Эксперимент «Исола» - страница 9
– Когда?
– После обеда.
Секретарша на пару секунд задержала взгляд на моей мятой блузке, словно о чем-то раздумывая.
– Вы успеете съездить домой переодеться, – объявила она, после чего повернулась на каблуках и вышла так быстро, что я даже не успела сделать вид, что не обиделась.
Три часа спустя я сквозь пронизывающий ветер и проливной дождь прорывалась к Канцелярию. Шрапнель полузамерзшей воды, снега с дождем надувало прямо сбоку, осколки вонзались мне в лицо, чтобы внезапно переменить направление и напасть с другой стороны. Стоял один из тех февральских дней, когда все серо, мокро и холодно, а свет так и остается лишь смутной надеждой. В ту зиму было много таких дней. В новостях каждый день говорили, что год выдался аномально бессолнечным. Может быть, дело в выбросах, может, в изменении климата, может, в том и в другом. Или кое в чем похуже, но об этом, естественно, в новостях не говорили. Об этом люди говорили друг с другом и только уверившись, что никто больше их не слышит.
Я поднялась по ступенькам. Здание нависло надо мной, словно я входила в пасть гигантского кита, и ветер буквально вдул меня в вестибюль. Отметившись у дежурного, я получила временный пропуск, мне открыли шлюзовые бронированные двери, я оставила куртку и сумку у охранника, и меня проводили к лифту. На дверях и потолке лифта красовалось дымчатое зеркальное стекло, и я тут же почувствовала себя неуютно в новеньком жакете и беспородных бабских полусапожках, добытых в ближайшем к нашей конторе магазине одежды. Жакет сидел хорошо, но сшит был из жесткого материала, и я начала чесаться и потеть уже в лифте. Ноги промокли и замерзли, колготки собрались морщинами. Я накрасилась в надежде выглядеть не так жалко, как обычно, но, кажется, добилась обратного эффекта. От дождя тушь размазалась, дешевую пудру почти смыло со щек, и теперь ее чешуйки держались только на очагах экземы над переносицей и на лбу, ближе к волосам. Я чувствовала себя расфуфыренной и жалкой.

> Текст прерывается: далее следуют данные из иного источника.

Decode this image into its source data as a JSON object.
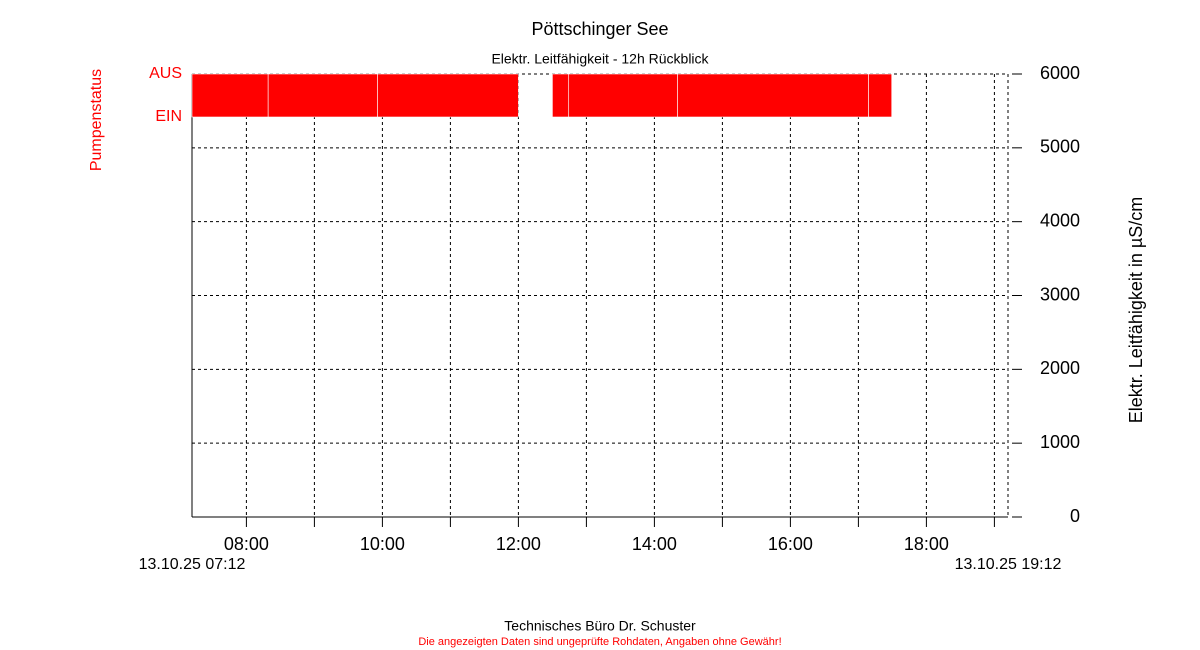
{
  "chart_data": {
    "type": "bar",
    "title": "Pöttschinger See",
    "subtitle": "Elektr. Leitfähigkeit - 12h Rückblick",
    "y_label": "Elektr. Leitfähigkeit in µS/cm",
    "pump_label": "Pumpenstatus",
    "pump_levels": [
      "AUS",
      "EIN"
    ],
    "color": "#ff0000",
    "intervals": [
      [
        7.2,
        8.32
      ],
      [
        8.32,
        9.93
      ],
      [
        9.93,
        12.0
      ],
      [
        12.5,
        12.74
      ],
      [
        12.74,
        14.34
      ],
      [
        14.34,
        17.15
      ],
      [
        17.15,
        17.49
      ]
    ],
    "xlim": [
      7.2,
      19.2
    ],
    "xticks": [
      {
        "value": 8,
        "label": "08:00"
      },
      {
        "value": 10,
        "label": "10:00"
      },
      {
        "value": 12,
        "label": "12:00"
      },
      {
        "value": 14,
        "label": "14:00"
      },
      {
        "value": 16,
        "label": "16:00"
      },
      {
        "value": 18,
        "label": "18:00"
      }
    ],
    "xminorticks": [
      9,
      11,
      13,
      15,
      17,
      19
    ],
    "x_start_label": "13.10.25 07:12",
    "x_end_label": "13.10.25 19:12",
    "ylim": [
      0,
      6000
    ],
    "yticks": [
      0,
      1000,
      2000,
      3000,
      4000,
      5000,
      6000
    ],
    "grid": true,
    "footer": [
      "Technisches Büro Dr. Schuster",
      "Die angezeigten Daten sind ungeprüfte Rohdaten, Angaben ohne Gewähr!"
    ]
  }
}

Первое, что поразило меня, когда я вышла из лифта на четырнадцатом этаже, – это что звуки здесь были другими, приглушенными. На полу лежал толстый ковролин, по которому почти невозможно было идти на каблуках, не вихляясь. Это был этаж мужчин. Темное дерево, хромированная сталь, растения с крупными зелеными листьями – все большого размера, дорогое. Власть въелась в стены, в пол, в потолок. Где-то жужжал кондиционер – словно вертолет в отдалении. Я не знала, куда себя деть – присесть было негде, и не было картин, которые позволили бы сделать вид, что я их разглядываю. Открылась какая-то дверь, и элегантная женщина в возрасте пригласила меня войти. Идя за ней по коридору, я заметила, что она, несмотря на высокие каблуки, шагает по мягкому полу уверенно и быстро. В конце коридора женщина открыла дверь и впустила меня в конференц-зал с видом, от которого у меня закружилась голова.
– Кофе? Чаю? Воды?
– Кофе, пожалуйста. Черный.
Женщина кивнула, сделала легкий жест рукой, словно разрешая мне садиться, и оставила меня одну. Дверь за ней закрылась с сосущим звуком, словно в помещении возник вакуум. Я осталась стоять посреди приемной. Каждая деталь, от дверных ручек до плинтусов, выглядела продуманной. Я словно оскорбляла это со вкусом обставленное помещение одним своим присутствием. Когда я выдвинула стул и собралась было сесть, дверь снова открылась, и стильная секретарша жестом пригласила меня войти к Председателю.
Председатель был высоким, с густыми волосами и старыми шрамами от угрей, и хотя костюм был дорогим, наверное, заграничным или сшитым по мерке, он сидел на Председателе на удивление плохо, как на статуе. Я видела Председателя раньше, он приходил к нам в отдел с проверкой. Помню, как все мы замерли у своих столов, будто детдомовские дети, ждущие усыновления, а он и наши начальники ходили и проверяли помещения и персонал. В день, когда он нанес визит, все были взвинчены и напряжены; примерно так же я чувствовала себя и теперь. Председатель шагнул ко мне и протянул большую ладонь.